The Good: Venice in Italy is a dream destination, but not many know about how the locals have protested against over-tourism, specifically cruise ships. The endless amount of water taxis and cruise ships have polluted the canals, but finally, water clarity has significantly improved during Italy’s lockdown. Fishes are visible again and ducks are nesting – both previously unseen by locals for years.

The Bad: Everyone is obsessively using face masks, but not the re-usable kind. This is only adding to plastic pollution in the sea, and unfortunately, not being highlighted by mainstream media. In Hong Kong, a conservationist recently discovered 100 face masks washed up ashore on a beach within two weeks.

97 hawksbill sea turtles hatched on a beach in Paulista, a town in north-eastern Brazil that is usually flocked with beachgoers (Photo by Frau Grau via Unsplash)

Life under water

The Good: Almost 100 critically endangered hawksbill turtles hatched in the sand and returned to the sea in Brazil.
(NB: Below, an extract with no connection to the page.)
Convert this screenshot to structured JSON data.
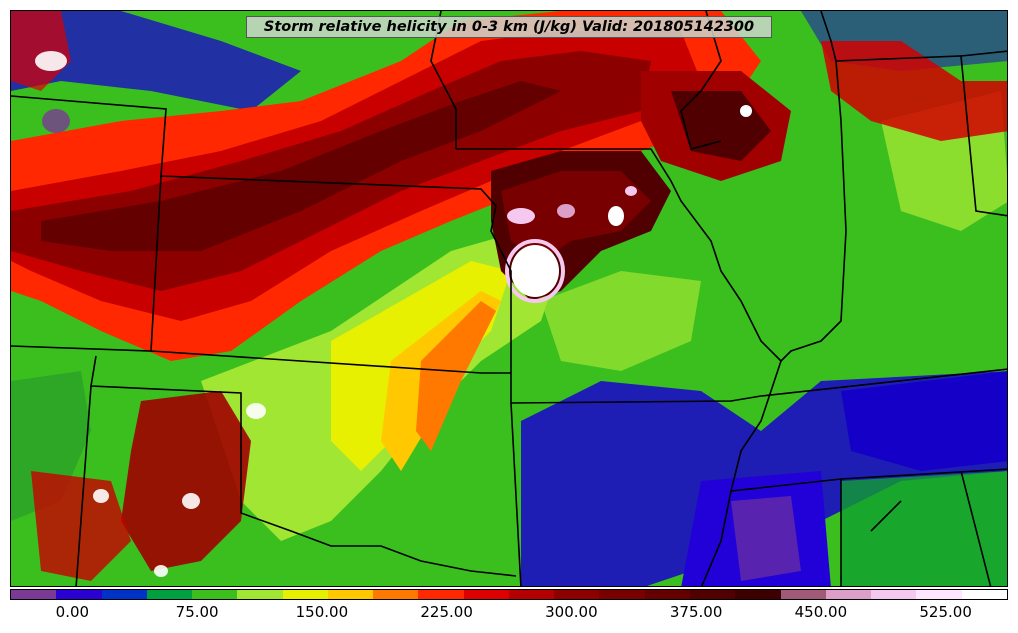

Normally, this beach in Paulista is filled to the brim with tourists, but amidst the lockdown, it’s a different story.

The Bad: Australia’s Great Barrier Reef has experienced its third mass-bleaching event in under five years; terrible news as it makes up 10 per cent of the world’s coral reefs. The bleaching occurs due to extreme heat – a result of greenhouse gases increasing because of pollution and climate change.

The Great Barrier Reef in Australia just experienced its third major bleaching event in the past five years (Photo by Daniel Pelaez Duque via Unsplash)

Use this time to reflect

Now that we can see the effects of the lockdown on our environment, we need to ask ourselves whether we really want to continue pushing the limits of Mother Nature. What would happen if we return to harmful habits after the lockdown? If many countries are struggling to contain a virus, imagine the frenzy of containing a climate crisis.

Use this time to learn more about environmental pollution and what choices you can make to stop environmental degradation. For instance, make the decision to be a responsible traveller. Choose to support or visit destinations and hotels known for keeping it clean and green. A little bit goes a long way.